There is a clear economic case for providing certainty now. Employers need to be sure that the workforce they have today will not be thrown out of the country in two and a bit years. They also need a workforce that feels secure and is not questioning whether to jump before they are pushed.
As strong as that argument is, it doesn't come close to the moral case. Expecting men, women and children to leave a country where they have contributed and built a life will always be wrong, but not least when their departure would be due to no fault of their own.
The vast majority of people see this. Immediately after last June's referendum British Future found that 84% of the British public supports letting EU migrants stay, including three-quarters of Leave voters.

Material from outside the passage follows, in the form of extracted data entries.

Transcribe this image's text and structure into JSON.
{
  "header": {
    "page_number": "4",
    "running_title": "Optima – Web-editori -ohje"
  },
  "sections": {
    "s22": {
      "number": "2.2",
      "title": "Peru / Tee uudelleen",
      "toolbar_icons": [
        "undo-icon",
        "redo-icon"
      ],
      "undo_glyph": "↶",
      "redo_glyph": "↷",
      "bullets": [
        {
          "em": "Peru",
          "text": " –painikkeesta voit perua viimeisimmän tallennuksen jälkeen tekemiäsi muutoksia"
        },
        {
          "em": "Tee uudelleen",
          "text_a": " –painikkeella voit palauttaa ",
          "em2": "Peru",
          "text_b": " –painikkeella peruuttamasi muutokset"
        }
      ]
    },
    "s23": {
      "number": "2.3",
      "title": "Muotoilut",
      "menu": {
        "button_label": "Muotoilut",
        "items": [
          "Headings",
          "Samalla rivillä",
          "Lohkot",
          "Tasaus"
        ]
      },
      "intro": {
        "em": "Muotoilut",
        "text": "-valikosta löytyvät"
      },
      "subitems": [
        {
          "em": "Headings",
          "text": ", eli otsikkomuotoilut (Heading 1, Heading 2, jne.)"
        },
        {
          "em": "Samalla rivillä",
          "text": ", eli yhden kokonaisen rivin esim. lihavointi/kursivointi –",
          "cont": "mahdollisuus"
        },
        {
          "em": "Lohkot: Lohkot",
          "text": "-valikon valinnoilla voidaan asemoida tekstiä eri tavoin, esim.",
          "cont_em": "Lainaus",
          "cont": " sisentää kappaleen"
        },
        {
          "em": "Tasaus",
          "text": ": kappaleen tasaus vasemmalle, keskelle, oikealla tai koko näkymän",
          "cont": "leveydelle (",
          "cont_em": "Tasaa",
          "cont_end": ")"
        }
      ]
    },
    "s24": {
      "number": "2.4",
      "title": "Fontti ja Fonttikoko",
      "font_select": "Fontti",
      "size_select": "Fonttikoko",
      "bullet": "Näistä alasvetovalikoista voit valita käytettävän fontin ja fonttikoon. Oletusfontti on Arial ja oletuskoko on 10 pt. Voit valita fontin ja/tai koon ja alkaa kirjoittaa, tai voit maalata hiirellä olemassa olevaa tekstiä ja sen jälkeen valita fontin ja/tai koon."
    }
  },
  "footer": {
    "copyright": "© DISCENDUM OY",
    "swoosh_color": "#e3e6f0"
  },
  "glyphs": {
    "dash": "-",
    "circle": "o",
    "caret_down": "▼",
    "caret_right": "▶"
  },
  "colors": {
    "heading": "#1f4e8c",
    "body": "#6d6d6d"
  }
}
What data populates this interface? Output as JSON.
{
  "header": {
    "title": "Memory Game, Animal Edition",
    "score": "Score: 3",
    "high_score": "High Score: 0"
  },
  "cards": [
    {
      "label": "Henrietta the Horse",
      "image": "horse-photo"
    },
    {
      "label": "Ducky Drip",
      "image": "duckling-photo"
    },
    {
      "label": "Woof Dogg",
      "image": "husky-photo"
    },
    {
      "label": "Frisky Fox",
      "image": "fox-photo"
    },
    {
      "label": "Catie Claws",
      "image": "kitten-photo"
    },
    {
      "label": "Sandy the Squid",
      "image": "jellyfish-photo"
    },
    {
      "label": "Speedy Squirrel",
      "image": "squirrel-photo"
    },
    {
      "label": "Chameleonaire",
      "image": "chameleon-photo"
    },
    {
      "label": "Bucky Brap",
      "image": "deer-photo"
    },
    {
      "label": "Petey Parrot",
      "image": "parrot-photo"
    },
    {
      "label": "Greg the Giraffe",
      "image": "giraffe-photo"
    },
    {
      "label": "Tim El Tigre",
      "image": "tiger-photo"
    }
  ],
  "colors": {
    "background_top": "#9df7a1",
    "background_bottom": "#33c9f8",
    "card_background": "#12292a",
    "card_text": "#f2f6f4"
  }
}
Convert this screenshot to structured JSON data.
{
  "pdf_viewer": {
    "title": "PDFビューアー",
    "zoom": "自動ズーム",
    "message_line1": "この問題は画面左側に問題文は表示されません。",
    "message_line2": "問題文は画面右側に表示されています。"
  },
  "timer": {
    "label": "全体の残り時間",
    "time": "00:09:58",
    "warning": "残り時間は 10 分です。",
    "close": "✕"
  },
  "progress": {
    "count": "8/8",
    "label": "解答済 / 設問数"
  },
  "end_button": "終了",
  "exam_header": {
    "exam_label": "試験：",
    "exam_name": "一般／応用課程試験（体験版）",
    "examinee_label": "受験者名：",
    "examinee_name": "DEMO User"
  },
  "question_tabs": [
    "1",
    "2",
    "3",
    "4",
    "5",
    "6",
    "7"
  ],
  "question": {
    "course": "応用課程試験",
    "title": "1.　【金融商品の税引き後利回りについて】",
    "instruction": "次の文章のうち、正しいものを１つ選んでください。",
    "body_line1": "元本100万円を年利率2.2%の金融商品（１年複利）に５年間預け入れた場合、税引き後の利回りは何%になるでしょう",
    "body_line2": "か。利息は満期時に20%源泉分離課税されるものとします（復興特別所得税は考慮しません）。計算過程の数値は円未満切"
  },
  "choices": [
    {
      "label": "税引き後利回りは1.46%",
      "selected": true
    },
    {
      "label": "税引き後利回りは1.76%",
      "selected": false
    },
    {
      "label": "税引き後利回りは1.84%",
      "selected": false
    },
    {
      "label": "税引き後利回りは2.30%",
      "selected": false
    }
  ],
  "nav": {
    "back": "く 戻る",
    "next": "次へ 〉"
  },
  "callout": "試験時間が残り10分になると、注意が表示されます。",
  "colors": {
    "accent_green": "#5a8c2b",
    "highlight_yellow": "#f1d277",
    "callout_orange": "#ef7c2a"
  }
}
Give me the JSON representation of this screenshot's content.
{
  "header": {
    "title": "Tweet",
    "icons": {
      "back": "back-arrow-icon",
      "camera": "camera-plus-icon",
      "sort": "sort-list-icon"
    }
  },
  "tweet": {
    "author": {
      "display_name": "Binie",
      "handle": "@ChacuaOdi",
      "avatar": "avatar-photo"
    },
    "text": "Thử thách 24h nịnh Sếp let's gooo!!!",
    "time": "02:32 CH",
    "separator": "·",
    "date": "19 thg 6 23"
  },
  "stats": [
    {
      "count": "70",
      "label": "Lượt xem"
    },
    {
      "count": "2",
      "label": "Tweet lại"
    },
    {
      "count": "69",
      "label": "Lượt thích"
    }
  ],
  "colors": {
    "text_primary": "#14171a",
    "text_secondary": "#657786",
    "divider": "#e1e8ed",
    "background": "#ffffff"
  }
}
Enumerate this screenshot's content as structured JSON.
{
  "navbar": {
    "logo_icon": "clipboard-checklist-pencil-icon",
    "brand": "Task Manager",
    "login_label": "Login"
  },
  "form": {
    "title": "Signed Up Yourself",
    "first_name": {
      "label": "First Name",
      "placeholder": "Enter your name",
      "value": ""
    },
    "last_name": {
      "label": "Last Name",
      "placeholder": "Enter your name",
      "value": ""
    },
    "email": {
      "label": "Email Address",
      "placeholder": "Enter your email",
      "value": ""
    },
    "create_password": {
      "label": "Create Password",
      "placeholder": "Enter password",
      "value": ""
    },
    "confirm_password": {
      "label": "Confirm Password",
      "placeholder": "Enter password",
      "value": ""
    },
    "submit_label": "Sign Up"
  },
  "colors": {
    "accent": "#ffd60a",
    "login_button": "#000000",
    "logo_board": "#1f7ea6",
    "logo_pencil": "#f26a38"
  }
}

Then we come to the practical reality. This government would not march millions of Europeans out of the country when we separate from the EU. Likewise, would any member state sanction a policy that saw their own people having to leave a country they were building their lives in? Would the EU allow British people to be forced out of another European state?
Despite all of this, we are in a wholly unhelpful and apparently one sided situation. No, the UK government shouldn't use people as bargaining chips, refusing to guarantee the status of EU nationals in return for a good deal from Europe on Brexit. But is that what they are doing?
The official line suggests otherwise - Theresa May is increasingly talking about reciprocity. She will guarantee the status of EU nationals when the EU does the same for Brits in Europe.
That may be a new line - I'm pretty sure I heard it used for the first time three weeks ago - but it makes sense. What makes less sense is the lack of a similar commitment from the EU. I get that they won't negotiate Brexit until Article 50 is triggered, but is that position more important than reassuring millions of people they will not have to find a new home in two years?
Ultimately a lot of work will be needed on the precise detail of whatever policy allows EU nationals to stay here and for British people to stay in Europe after separation. Thought will be needed around what it means to be living here, for instance - where should the line be drawn between a frequent visitor and a person resident?- but that can come a little bit later.
Right now the priority should be for the EU to match Theresa May's commitment. They need to say with certainty, on behalf of their Member States, that the future of millions of Europeans in the UK and British people in Europe is not in doubt.
If the EU will not give that certainty, the UK should take the lead and guarantee residency even before negotiations begin. The view from the moral high ground always looks good and being on the front foot in negotiations never does any harm.